The event, hosted by MC USA’s Women in Leadership ministry, addressed this dichotomy by inviting participants to consider a radical way to think about rest — as not just a necessity but an act of defiance. This was reflected in the summit’s theme: “Beholding It Together: Rest and Resistance.”
“Rest is a portal to seeing ourselves more fully,” said Dycus, while admitting that she struggles with “the grind,” the guilt and finding rest.
Dycus explored the importance of rest by highlighting the words and experiences of three women:
— Tricia Hersey — author, theologian and activist, who coined the term “rest as resistance” — upheld the tenet that our bodies are sites of liberation, an inclusive idea that means we all have what we need to rest.
— Harriet Tubman, abolitionist and social activist, woke up from a dream in 1862 chanting the phrase, “My people are free.” Dycus asked: “If Harriet Tubman could talk about freedom in the present tense while posters were hanging around the country marking her as a fugitive slave, then why aren’t we leaning toward the possibility of our dreams to be bold, to be robust in this moment where anti-Blackness, anti-immigration and state violence reign in our streets?”
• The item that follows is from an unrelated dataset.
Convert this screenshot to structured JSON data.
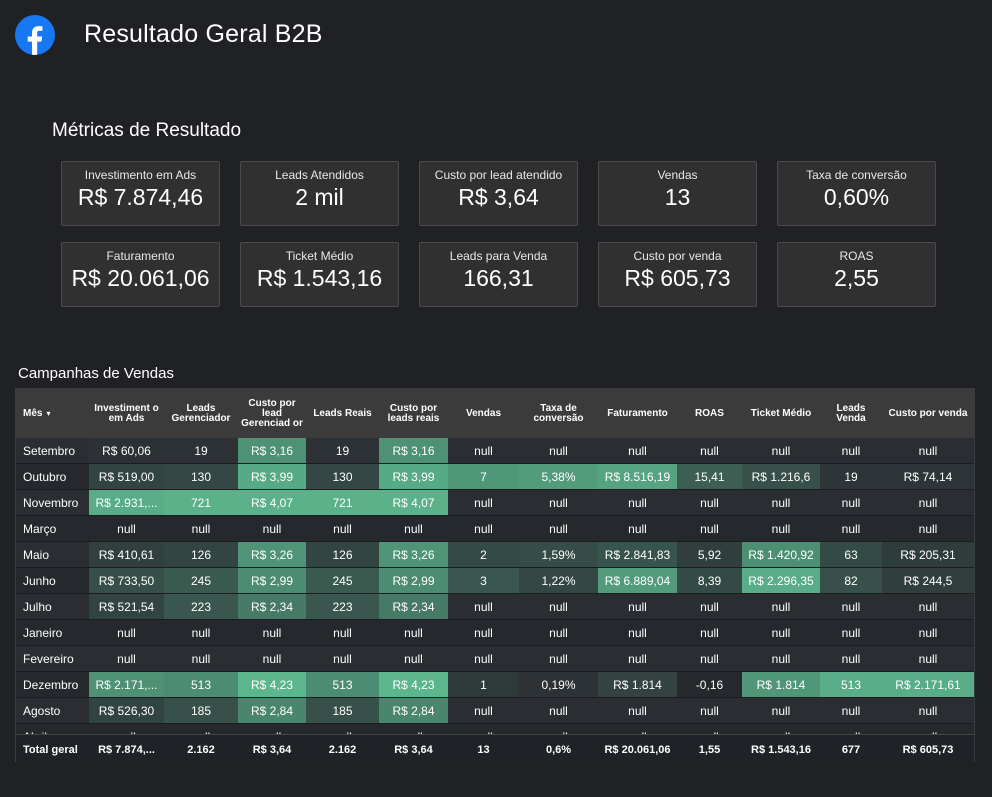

— Rosemarie Freeney Harding — organizer, teacher, social worker and co-founder of Mennonite House, an early integrated community center in Atlanta — taught that resting together nurtures community. “What if we understood rest as the basic need that it is, and committed our buildings and our resources to meet this shared need?” Dycus asked.
“There is power in our bodies, power to rest, which becomes power to resist and heal, power to imagine and hope, power to change things as they are, if we close our eyes and rest,” she said.
Dycus mused that Mennonites don’t know what to do with this teaching.
“Everything about being Mennonite means that, when there’s something wrong, we do something — we get up, we cook, we quilt, we pray and we start a committee, right?” she asked, which was acknowledged by a chorus of laughter.
Dycus then led the audience through a five-minute, meditative exercise. She exhorted them to imagine new possibilities and closed with the lyrics from a lullaby from the Nap Ministry.
The summit included two panel discussions where eight women and gender-expansive people talked about their experiences in leadership. Moderated by Abby Endashaw, a member of the summit planning committee, the panelists discussed moments when they felt truly seen and heard, rest and resilience, building collective power, how their self- and community-care practices contribute to collective liberation, claiming power under patriarchy and lessons they’ve learned in their leadership journeys.
Mindy Nolt of Lancaster, Pa., performed an original song, “I Will Hold You Up.”
The summit closed with singing, prayer and a time of anointing, in which participants were blessed to return to their communities, renewed and empowered.